Abstract:
Internet of things (IoT)-enabled wireless body area network (WBAN) is an emerging
technology that combines medical devices, wireless devices, and non-medical devices for healthcare
management applications. Speech emotion recognition (SER) is an active research field in the
healthcare domain and machine learning. It is a technique that can be used to automatically identify
speakers’ emotions from their speech. However, the SER system, especially in the healthcare domain,
is confronted with a few challenges. For example, low prediction accuracy, high computational
complexity, delay in real-time prediction, and how to identify appropriate features from speech.

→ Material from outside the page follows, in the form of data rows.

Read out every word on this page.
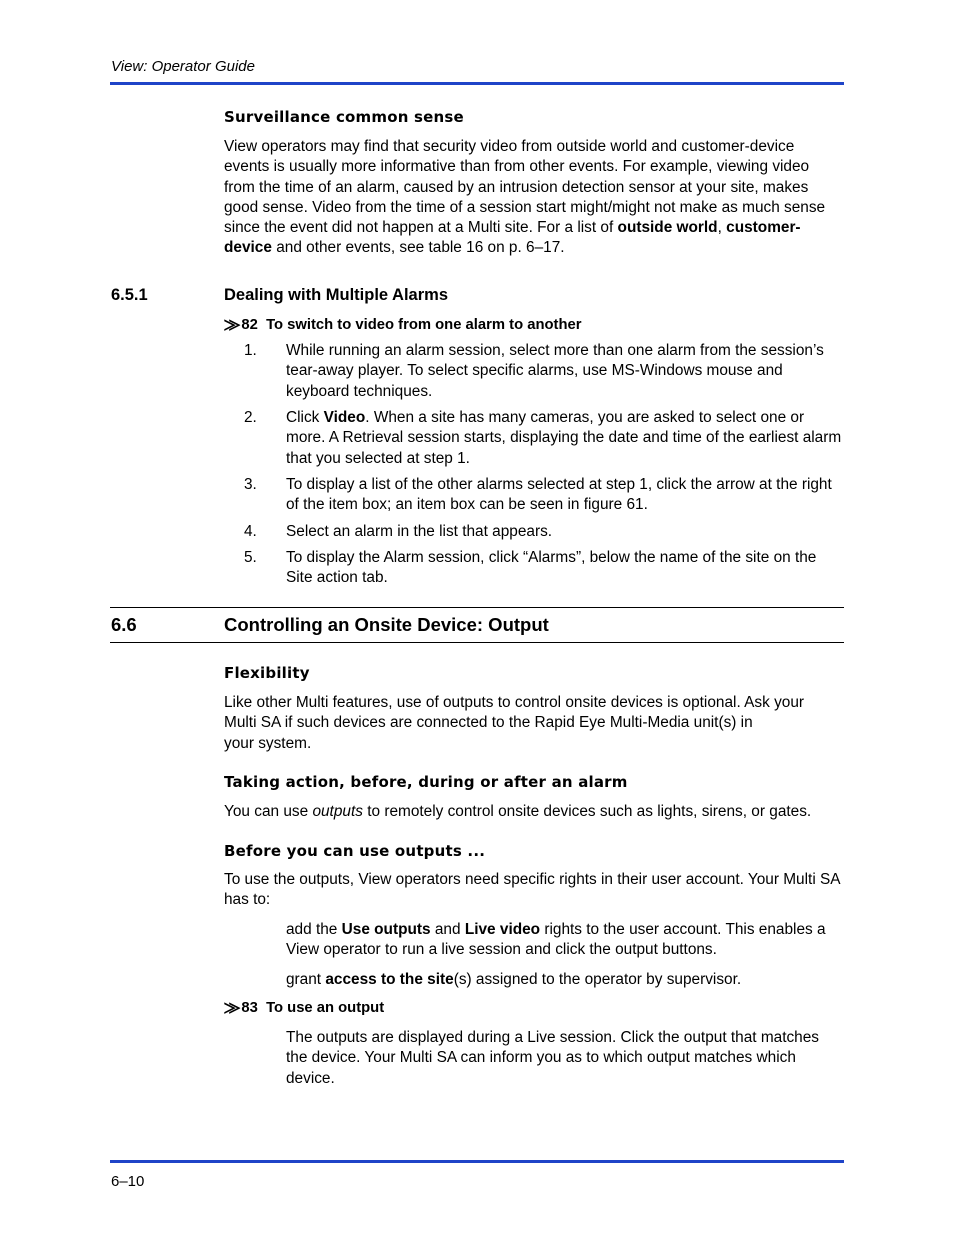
View: Operator Guide
Surveillance common sense

View operators may find that security video from outside world and customer-device events is usually more informative than from other events. For example, viewing video from the time of an alarm, caused by an intrusion detection sensor at your site, makes good sense. Video from the time of a session start might/might not make as much sense since the event did not happen at a Multi site. For a list of outside world, customer-device and other events, see table 16 on p. 6–17.

6.5.1	Dealing with Multiple Alarms
⨠82 To switch to video from one alarm to another
1.	While running an alarm session, select more than one alarm from the session’s tear-away player. To select specific alarms, use MS-Windows mouse and keyboard techniques.
2.	Click Video. When a site has many cameras, you are asked to select one or more. A Retrieval session starts, displaying the date and time of the earliest alarm that you selected at step 1.
3.	To display a list of the other alarms selected at step 1, click the arrow at the right of the item box; an item box can be seen in figure 61.
4.	Select an alarm in the list that appears.
5.	To display the Alarm session, click “Alarms”, below the name of the site on the Site action tab.
6.6	Controlling an Onsite Device: Output
Flexibility
Like other Multi features, use of outputs to control onsite devices is optional. Ask your
Multi SA if such devices are connected to the Rapid Eye Multi-Media unit(s) in
your system.
Taking action, before, during or after an alarm

You can use outputs to remotely control onsite devices such as lights, sirens, or gates.

Before you can use outputs ...

To use the outputs, View operators need specific rights in their user account. Your Multi SA has to:

add the Use outputs and Live video rights to the user account. This enables a View operator to run a live session and click the output buttons.

grant access to the site(s) assigned to the operator by supervisor.

⨠83 To use an output

The outputs are displayed during a Live session. Click the output that matches the device. Your Multi SA can inform you as to which output matches which device.

6–10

Motivated by these research gaps, we proposed an emotion-aware IoT-enabled WBAN system within
the healthcare framework where data processing and long-range data transmissions are performed
by an edge AI system for real-time prediction of patients’ speech emotions as well as to capture
the changes in emotions before and after treatment. Additionally, we investigated the effectiveness
of different machine learning and deep learning algorithms in terms of performance classification,
feature extraction methods, and normalization methods. We developed a hybrid deep learning
model, i.e., convolutional neural network (CNN) and bidirectional long short-term memory (BiLSTM),
and a regularized CNN model. We combined the models with different optimization strategies and
regularization techniques to improve the prediction accuracy, reduce generalization error, and reduce
the computational complexity of the neural networks in terms of their computational time, power,
and space. Different experiments were performed to check the efficiency and effectiveness of the
proposed machine learning and deep learning algorithms. The proposed models are compared with
a related existing model for evaluation and validation using standard performance metrics such
as prediction accuracy, precision, recall, F1 score, confusion matrix, and the differences between
the actual and predicted values. The experimental results proved that one of the proposed models
outperformed the existing model with an accuracy of about 98%.